The George Kuchar Reader is (mostly) organized in chronological order to better present the unfolding narrative of George’s creative, geographic, and professional development as he more or less lived it. Unless otherwise noted, George authored all the verbal and visual matter assembled here. The contents were gathered over two years from a wide swath of generous colleagues and institutions. It contains no material from the essential, currently out of print memoir, Reminiscences From A Cinematic Cesspool, co-written with Mike. In terms of selection, the goal has been to opt for never-before-published writings and art alongside pieces previously available in obscure and now often expensive magazines and journals. Many of the illustrations were first published during the 1970s San Francisco underground comix heyday while others come from of his personal notebooks. Most of the photos contained herein come directly from George’s assorted scrapbooks, which include photos (mostly of himself), clippings, and other mementos.
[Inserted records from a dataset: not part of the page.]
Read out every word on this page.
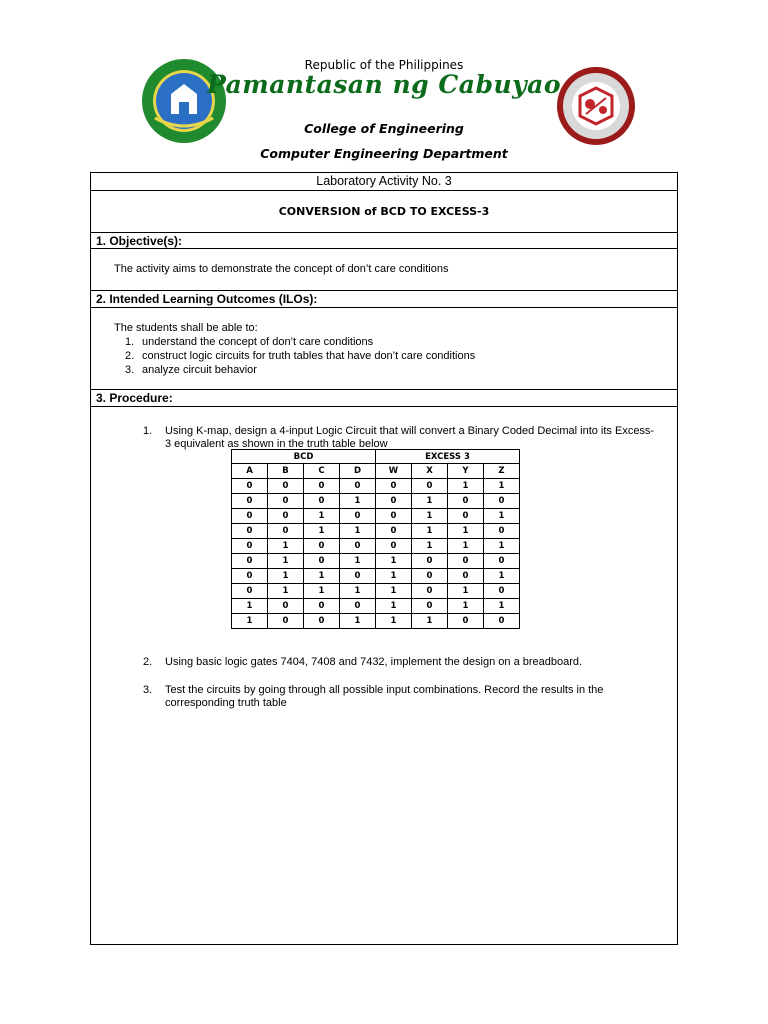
Republic of the Philippines
Pamantasan ng Cabuyao
College of Engineering
Computer Engineering Department
Laboratory Activity No. 3
CONVERSION of BCD TO EXCESS-3
1. Objective(s):
The activity aims to demonstrate the concept of don’t care conditions
2. Intended Learning Outcomes (ILOs):
The students shall be able to:
1. understand the concept of don’t care conditions
2. construct logic circuits for truth tables that have don’t care conditions
3. analyze circuit behavior
3. Procedure:
1. Using K-map, design a 4-input Logic Circuit that will convert a Binary Coded Decimal into its Excess-
3 equivalent as shown in the truth table below
BCD				EXCESS 3			
A	B	C	D	W	X	Y	Z
0	0	0	0	0	0	1	1
0	0	0	1	0	1	0	0
0	0	1	0	0	1	0	1
0	0	1	1	0	1	1	0
0	1	0	0	0	1	1	1
0	1	0	1	1	0	0	0
0	1	1	0	1	0	0	1
0	1	1	1	1	0	1	0
1	0	0	0	1	0	1	1
1	0	0	1	1	1	0	0
2. Using basic logic gates 7404, 7408 and 7432, implement the design on a breadboard.
3. Test the circuits by going through all possible input combinations. Record the results in the
corresponding truth table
The book concludes with what is undoubtedly the most touching prose George ever authored: his late life emails to classmate and longtime muse Donna Kerness. She was George’s epistolary confidant, and this tell-all testimonial of his long-term late night lover was written to her with the intention that it would one day be published. Losing his battle with prostate cancer and facing the inevitable, George (ever the Catholic, even if lapsed) wanted to confess his perceived sins and uncork pent-up anguish over cloudy love affairs. Besides providing romantic advice and emotional support, Donna was a sympathetic sounding board for him to vent about his decline. In these remarkable and very vulnerable letters, we are granted complete access to a highly introspective interior life that he rarely exposed in any great depth, not even in his most personal diary pieces.

From his first film to final video, George’s on-screen presence was almost always a heightened version of George Kuchar, which is to say, an acutely self-aware portrayal created by a person who recognized that he was a real life character. It only takes watching a handful of his movies or reading a few of the texts here to feel, in some strange way, like you know him. No matter what medium he employed, George’s signature subject matter and heartfelt irony were instantly familiar. His comedy was one of precise intonation and expert timing. George makes us laugh because he is laughing with us. He naturally understood that pathos is hilarious, and nothing is funnier than blotched eyeliner and an approaching funnel cloud.